“You have indeed,” cried Mr Monckton, “fallen into most worthless hands, and the Dean was much to blame for naming so lightly a guardian to a fortune such as yours.”
“Pardon me,” cried Cecilia, “he never entrusted him with my fortune, he committed it wholly to Mr Briggs.”
“But if he knew not the various subterfuges by which such a caution might be baffled, he ought to have taken advice of those who were better informed. Mr Briggs, too! what a wretch! mean, low, vulgar, sordid!—the whole city of London, I believe, could not produce such another! how unaccountable to make you the ward of a man whose house you cannot enter without disgust!”
“His house,” cried Cecilia, “my uncle never wished me to enter; he believed, and he was right, that my fortune would be safe in his hands; but for myself, he concluded I should always reside at Mr Harrel's.” “But does not the city at this time,” said Mr Monckton, “abound in families where, while your fortune was in security, you might yourself have lived with propriety? Nothing requires circumspection so minute as the choice of a guardian to a girl of large fortune, and in general one thing only is attended to, an appearance of property. Morals, integrity, character, are either not thought of, or investigated so superficially, that the enquiry were as well wholly omitted.” He then continued his relation.
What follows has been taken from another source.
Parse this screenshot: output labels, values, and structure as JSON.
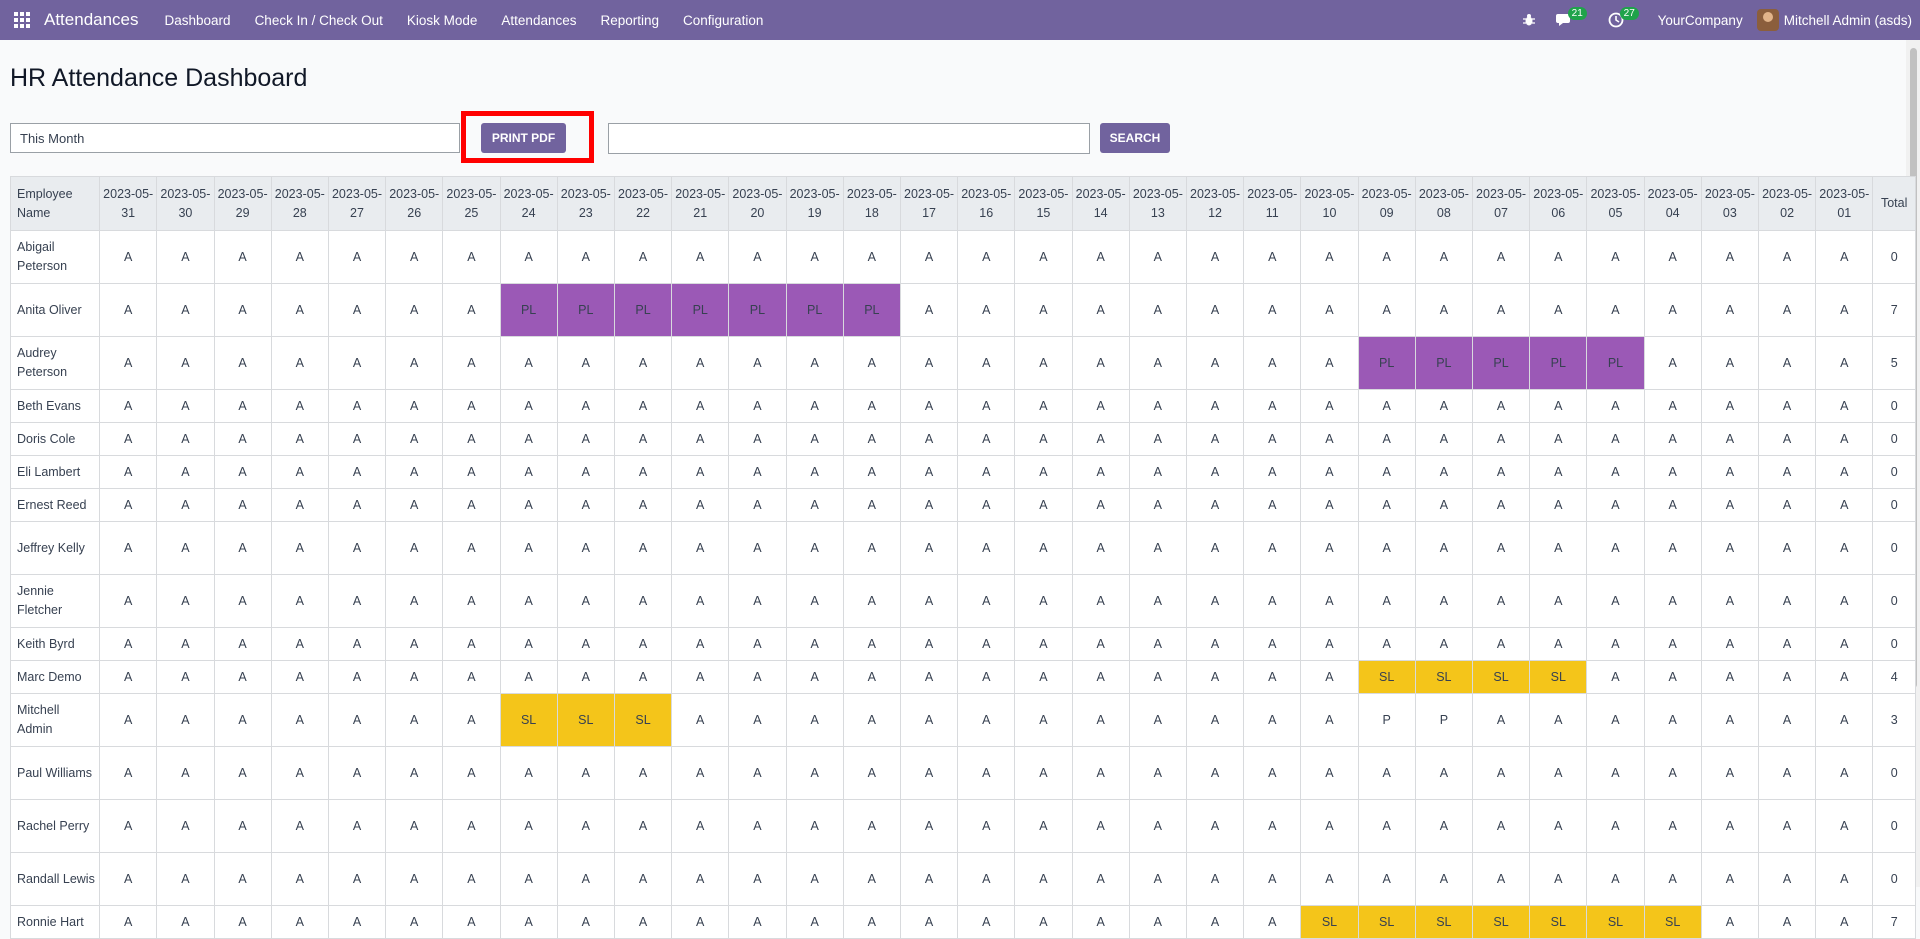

Mr Harrel hastened with his £3000 to the gaming table; one throw of the dice settled the business, he lost, and ought immediately to have doubled the sum. That, however, was never more likely to be in his power; he knew it; he knew, too, the joint claims of Cecilia's deceived admirers, and that his house was again threatened with executions from various quarters;—he went home, loaded his pistols, and took the methods already related to work himself into courage for the deed.
The means by which Mr Monckton had procured these particulars were many and various, and not all such as he could avow; since in the course of his researches, he had tampered with servants and waiters, and scrupled at no methods that led but to discovery.
Nor did his intelligence stop here; he had often, he said, wondered at the patience of Mr Harrel's creditors, but now even that was cleared up by a fresh proof of infamy; he had been himself at the house in Portmansquare, where he was informed that Mr Harrel had kept them quiet, by repeated assurances that his ward, in a short time, meant to lend him money for discharging them all.
Cecilia saw now but too clearly the reason her stay in his house was so important to him; and wondered less at his vehemence upon that subject, though she detested it more.
“Oh how little,” cried she, “are the gay and the dissipated to be known upon a short acquaintance! expensive, indeed, and thoughtless and luxurious he appeared to me immediately; but fraudulent, base, designing, capable of every pernicious art of treachery and duplicity,—such, indeed, I expected not to find him, his very flightiness and levity seemed incompatible with such hypocrisy.”
“His flightiness,” said Mr Monckton, “proceeded not from gaiety of heart, it was merely the effect of effort; and his spirits were as mechanical as his taste for diversion. He had not strong parts, nor were his vices the result of his passions; had oeconomy been as much in fashion as extravagance, he would have been equally eager to practice it; he was a mere time-server, he struggled but to be something, and having neither talents nor sentiment to know what, he looked around him for any pursuit, and seeing distinction was more easily attained in the road to ruin than in any other, he gallopped along it, thoughtless of being thrown when he came to the bottom, and sufficiently gratified in shewing his horsemanship by the way.”